The beautiful community of Priest River, Idaho sits at the confluence of two pristine rivers located 7 miles east of the Washington border and 75 miles south of the Canadian border. Visit Priest River and its approximately 1,700 friendly people, and you may find yourself staying for a long time! Priest River has a diversified economy reflecting the changing times of the American West, and is currently driven by the tourism and timber industries.
Priest River sits at an elevation of 2,100 feet, and enjoys a pleasant four-season climate: an annual rainfall of 23 inches and annual snowfall of 72 inches keeps the lakes and rivers full, and the nearby Schweitzer Ski Resort thriving. In the summer months, temperatures rarely exceed 90 degrees, and the many local rivers and lakes provide ample access for all water sports and activities.

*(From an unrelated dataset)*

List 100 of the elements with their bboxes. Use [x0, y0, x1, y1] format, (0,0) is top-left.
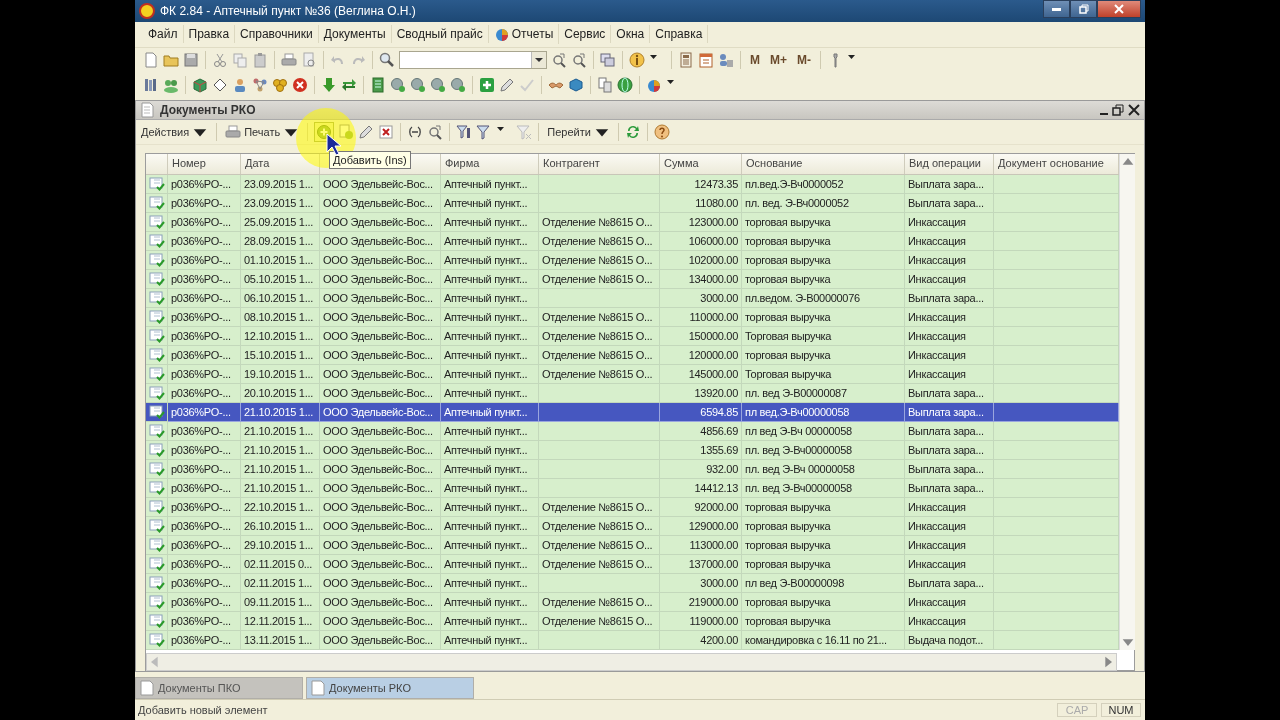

The annual Timber Day Festival during the last weekend in July, along with the Priest River Museum and Timber Education Center, provide history and activities relating to the surrounding community. Additionally, several city parks, the Pend Oreille and Priest Rivers, and beautiful rural scenery in every direction offer a multitude of recreation opportunities.
The City of Priest River, population approximately 1,700 in 2020, is located in Bonner County and is truly a "town that logs built." Ever since the early 1890s when Italians from southern Italy flooded into the area to hew ties for the Great Northern Railroad, the woods product industry has fueled Priest River's economic engine. This has been both a blessing and a curse. Periodic downturns in timber's fortunes have been the norm over the years, but recent efforts to expand and diversify the economy have helped to address the problem. Today, timber isn't the only game in town, but it's still crucial to the community's economic well-being.
Answering the Great Northern's call for laborers, the Italians began arriving by 1892, and stayed when construction moved on. They settled an area on the east side of town and the river, that became known as the Italian Settlement. The Italian influx continued until about 1920. Priest River was known as "Little Italy" until well into the 1950s.
The original town of Priest River was situated on the east side of the Priest River at Keyser's Slough, near the confluence of the Priest and Pend Oreille Rivers. It was moved to its present location, on higher ground, following the great Pend Oreille River flood of 1894.
The name "priest" is believed to have been derived from the Kalispel Indian word "kaniksu," meaning "black robe," the name the Indians gave to the Jesuit missionary priests who worked among them. Priest Lake, a resort area to the north on US Highway 57, was referred to as Kaniksu Lake on some old maps.
Although the early pioneers tried other means of making a living, notably agriculture and mining, it was the dense virgin timber covering mountains and the valleys that soon became the means by which most people eked out a living. For decades, Priest River was a wide-open logging town. By 1920, according to the census, it was the fasted growing town in North Idaho.
From 1901 through 1949, an annual log drive on the Priest River took place each spring as the industry worked its way into the Priest Lake country. As far as is known, the drive was the last log drive to take place in the lower 48, except for the Clearwater drive, also in Idaho. The drive on the Priest River gave rise to an annual Logging Celebration, which lasted through 1980. Today, the town celebrates its loggin heritage with Priest River Timber Days, which is kicked off on the last Saturday of July.